I write this from my office in my home in Connecticut which looks out on our backyard and to the neighbor’s house about 60 yards away. Between our house and theirs is a wooded area that could probably accommodate another four homes comfortably but will forever be left as is. From my office I have watched deer and the occasional fox emerge. The bear that attacked our garbage can one evening dragged some of its contents in that direction. The other day I took a photo from my office of a red tailed hawk perched in a high branch in the woods.
An argument could certainly be made that our little wooded patch is an animal sanctuary, but I have never thought of it as worthy of a conservation easement and the tax savings that come with such status; that is, not until I read that St. James Plantation near Southport, NC, had claimed $8 million in conservation easement tax savings for a couple of its golf courses, a claim that was denied.
Earlier this month, the Wall Street Journal reported that the IRS prevailed in its dispute with the club. After testimony by a Duke University environmental expert, a court in North Carolina turned down the club’s claim that “patches of native vegetation and wildlife,” according to the judge who made the ruling, did not warrant multi-million dollar tax breaks. The conservation professor found that St. James was claiming all parts of its golf courses, including mowed fairways and greens and even paved cart paths. That, he thought, was an easement too far.

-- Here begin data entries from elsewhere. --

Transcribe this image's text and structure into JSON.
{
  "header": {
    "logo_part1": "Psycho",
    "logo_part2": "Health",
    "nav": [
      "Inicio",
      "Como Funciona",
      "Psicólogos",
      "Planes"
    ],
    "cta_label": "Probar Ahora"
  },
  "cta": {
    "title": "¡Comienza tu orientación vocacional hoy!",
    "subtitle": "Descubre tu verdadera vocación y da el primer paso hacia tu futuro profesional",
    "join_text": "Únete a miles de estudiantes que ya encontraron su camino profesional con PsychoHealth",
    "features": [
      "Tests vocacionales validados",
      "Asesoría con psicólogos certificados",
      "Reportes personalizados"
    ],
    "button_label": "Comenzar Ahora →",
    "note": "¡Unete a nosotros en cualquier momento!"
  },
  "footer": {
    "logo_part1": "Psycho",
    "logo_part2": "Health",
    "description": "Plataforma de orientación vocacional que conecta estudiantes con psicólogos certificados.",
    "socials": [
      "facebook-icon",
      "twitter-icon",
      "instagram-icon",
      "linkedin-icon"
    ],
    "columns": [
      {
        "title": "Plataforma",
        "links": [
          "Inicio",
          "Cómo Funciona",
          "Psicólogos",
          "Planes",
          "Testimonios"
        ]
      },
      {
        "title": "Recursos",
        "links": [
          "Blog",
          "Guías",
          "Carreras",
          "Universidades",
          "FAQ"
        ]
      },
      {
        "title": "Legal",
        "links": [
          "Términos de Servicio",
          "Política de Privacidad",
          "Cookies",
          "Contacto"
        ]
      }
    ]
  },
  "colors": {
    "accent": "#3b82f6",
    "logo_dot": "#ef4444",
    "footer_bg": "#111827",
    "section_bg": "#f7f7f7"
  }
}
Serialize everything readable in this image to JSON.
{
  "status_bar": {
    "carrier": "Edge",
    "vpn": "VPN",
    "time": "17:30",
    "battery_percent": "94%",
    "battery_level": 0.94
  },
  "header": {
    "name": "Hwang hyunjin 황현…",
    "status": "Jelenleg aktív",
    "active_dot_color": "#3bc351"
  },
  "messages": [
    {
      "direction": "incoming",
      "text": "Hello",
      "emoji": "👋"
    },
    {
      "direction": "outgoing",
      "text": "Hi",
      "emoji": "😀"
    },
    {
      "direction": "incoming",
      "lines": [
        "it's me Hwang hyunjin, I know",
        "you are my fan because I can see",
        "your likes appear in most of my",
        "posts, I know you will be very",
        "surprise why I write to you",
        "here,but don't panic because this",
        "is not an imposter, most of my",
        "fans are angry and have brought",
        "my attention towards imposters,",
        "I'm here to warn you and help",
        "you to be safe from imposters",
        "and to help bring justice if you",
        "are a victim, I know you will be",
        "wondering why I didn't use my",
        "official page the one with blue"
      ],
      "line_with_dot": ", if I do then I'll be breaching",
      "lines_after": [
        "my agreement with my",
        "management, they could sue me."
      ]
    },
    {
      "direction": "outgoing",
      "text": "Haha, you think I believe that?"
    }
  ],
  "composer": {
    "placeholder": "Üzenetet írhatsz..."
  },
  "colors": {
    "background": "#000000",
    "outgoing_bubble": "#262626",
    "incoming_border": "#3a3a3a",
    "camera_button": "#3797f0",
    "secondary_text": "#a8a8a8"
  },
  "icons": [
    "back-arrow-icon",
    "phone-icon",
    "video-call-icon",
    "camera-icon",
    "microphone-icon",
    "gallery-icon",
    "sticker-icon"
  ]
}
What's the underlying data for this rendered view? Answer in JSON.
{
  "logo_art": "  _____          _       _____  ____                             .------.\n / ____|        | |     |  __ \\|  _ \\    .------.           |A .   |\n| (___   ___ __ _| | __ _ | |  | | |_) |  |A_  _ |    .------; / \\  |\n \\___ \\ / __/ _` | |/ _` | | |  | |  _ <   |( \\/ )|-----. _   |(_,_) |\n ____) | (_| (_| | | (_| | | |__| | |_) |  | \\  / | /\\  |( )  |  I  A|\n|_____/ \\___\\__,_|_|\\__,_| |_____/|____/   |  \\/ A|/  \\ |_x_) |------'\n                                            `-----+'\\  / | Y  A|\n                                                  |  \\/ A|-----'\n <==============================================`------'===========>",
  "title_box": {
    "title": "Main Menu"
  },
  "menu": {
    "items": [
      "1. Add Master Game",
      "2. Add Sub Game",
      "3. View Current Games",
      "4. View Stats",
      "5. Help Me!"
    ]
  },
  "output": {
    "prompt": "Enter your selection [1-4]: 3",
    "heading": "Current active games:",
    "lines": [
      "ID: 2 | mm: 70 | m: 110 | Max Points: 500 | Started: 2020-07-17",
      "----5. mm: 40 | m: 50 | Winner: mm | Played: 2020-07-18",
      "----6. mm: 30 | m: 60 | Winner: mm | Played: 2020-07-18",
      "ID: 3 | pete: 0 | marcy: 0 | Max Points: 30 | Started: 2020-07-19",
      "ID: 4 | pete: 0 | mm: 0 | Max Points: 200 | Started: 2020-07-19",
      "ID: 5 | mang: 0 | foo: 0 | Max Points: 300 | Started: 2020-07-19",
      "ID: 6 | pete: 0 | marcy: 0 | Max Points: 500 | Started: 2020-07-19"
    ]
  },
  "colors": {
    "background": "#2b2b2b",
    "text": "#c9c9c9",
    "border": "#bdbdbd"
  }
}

The law permits the claim of a charitable deduction if someone or some entity (like a golf club) gives away the right to develop land that otherwise could be developed or used in some other way. The rule has helped protect and preserve millions of acres of pristine land in the U.S. Since I never owned that patch of woods behind my house and since St. James already uses most of the land for which it tried to get a non-use exemption, it appears we both have a similar claim to nothing.